Earlier this month EnCana announced that it would delay its plans to split into two independent energy companies because of the volatility in the global financial markets (see NGI, Oct. 20). Until there are "clear signs of stabilization" in the financial markets, EnCana said it would delay the split, which was to be put to a shareholder vote in December (see NGI, Oct. 6). The split would create an integrated oil company to be named Cenovus Energy Inc., and the pure-play natural gas company would retain the EnCana brand. EnCana first announced the split in May (see NGI, May 19).
"We believe that the underlying reasons [for the split] are still valid," Eresman said. "However, there's simply too much uncertainty in the global debt and equity markets to proceed at this time. Despite this delay we're continuing to work on reorganizing our company so we're prepared to announce the transactions when we determine that the market conditions are appropriate...the fundamental rationale for the split remains unchanged. The economic environment, however, has changed dramatically. It is too difficult to assess at this time when the debt and equity markets may stabilize and present us with the right opportunity to proceed with the transaction."
Driven by solid production growth and higher commodity prices compared to 3Q2007, EnCana saw operating earnings up 40% in 3Q2008 to $1.4 billion ($1.92/share).

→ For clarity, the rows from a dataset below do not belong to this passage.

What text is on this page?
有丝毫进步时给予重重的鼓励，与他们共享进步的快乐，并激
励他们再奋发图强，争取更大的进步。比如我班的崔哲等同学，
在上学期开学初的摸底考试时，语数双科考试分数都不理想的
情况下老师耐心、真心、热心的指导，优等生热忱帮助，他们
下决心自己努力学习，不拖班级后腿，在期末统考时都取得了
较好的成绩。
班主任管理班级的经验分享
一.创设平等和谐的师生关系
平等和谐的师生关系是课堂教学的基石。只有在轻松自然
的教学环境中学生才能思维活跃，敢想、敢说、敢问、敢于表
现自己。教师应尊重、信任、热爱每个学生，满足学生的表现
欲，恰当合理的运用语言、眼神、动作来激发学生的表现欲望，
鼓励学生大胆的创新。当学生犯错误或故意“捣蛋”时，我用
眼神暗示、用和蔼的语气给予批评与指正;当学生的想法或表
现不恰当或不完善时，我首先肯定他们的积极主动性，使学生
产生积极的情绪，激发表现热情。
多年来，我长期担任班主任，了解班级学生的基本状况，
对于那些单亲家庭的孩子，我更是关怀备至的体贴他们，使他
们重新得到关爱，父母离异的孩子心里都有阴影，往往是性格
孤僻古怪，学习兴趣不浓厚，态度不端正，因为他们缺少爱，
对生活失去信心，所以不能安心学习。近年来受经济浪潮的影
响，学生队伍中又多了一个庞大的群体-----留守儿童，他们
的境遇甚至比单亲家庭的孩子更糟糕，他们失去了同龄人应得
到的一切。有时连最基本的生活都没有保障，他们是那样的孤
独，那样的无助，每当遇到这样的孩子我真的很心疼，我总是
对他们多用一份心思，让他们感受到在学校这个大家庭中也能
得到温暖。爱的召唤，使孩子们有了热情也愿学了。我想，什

Over the next year EnCana has a "substantial" portion of expected future production hedged at strong prices. About 80% of EnCana's total production is natural gas. For the 2009 gas year, which runs from November 2008 through October 2009, EnCana has about 2.5 Bcf/d -- about 60% of current production -- hedged at an average price of US$9.15/Mcf.
Total natural gas production in 3Q2008 increased 8%, to 3.9 Bcf/d, compared to 3Q2007, EnCana said. Production from key natural gas resource plays increased 16%. The application of new technology helped reduce costs for many of the company's key resource plays, resulting in improved well performance and continued efficiency gains. Production increases were led by a rise of 135% at East Texas, where production averaged about 340 MMcf/d in the third quarter, mainly due to new wells coming on production and the doubling of EnCana's interest in Deep Bossier last year.
EnCana said lower natural gas prices in the Rockies region had prompted it to shut in approximately 50 MMcf/d of production (net of royalties) at the its Jonah key resource play in Wyoming. Although EnCana hedged 100% of expected production from the Rockies region, production levels have been higher than anticipated, creating a small exposure to Rockies spot prices, the company said. As a result, EnCana decided to limit production at Jonah to 580 MMcf/d (net of royalties) for October. If prices improve, EnCana will reevaluate a return to productive capacity. In September a testing outage of the Rockies Express Pipeline (see NGI, Sept. 8) resulted in lower gas prices in the Rockies region, prompting EnCana to shut-in approximately 60 MMcf/d.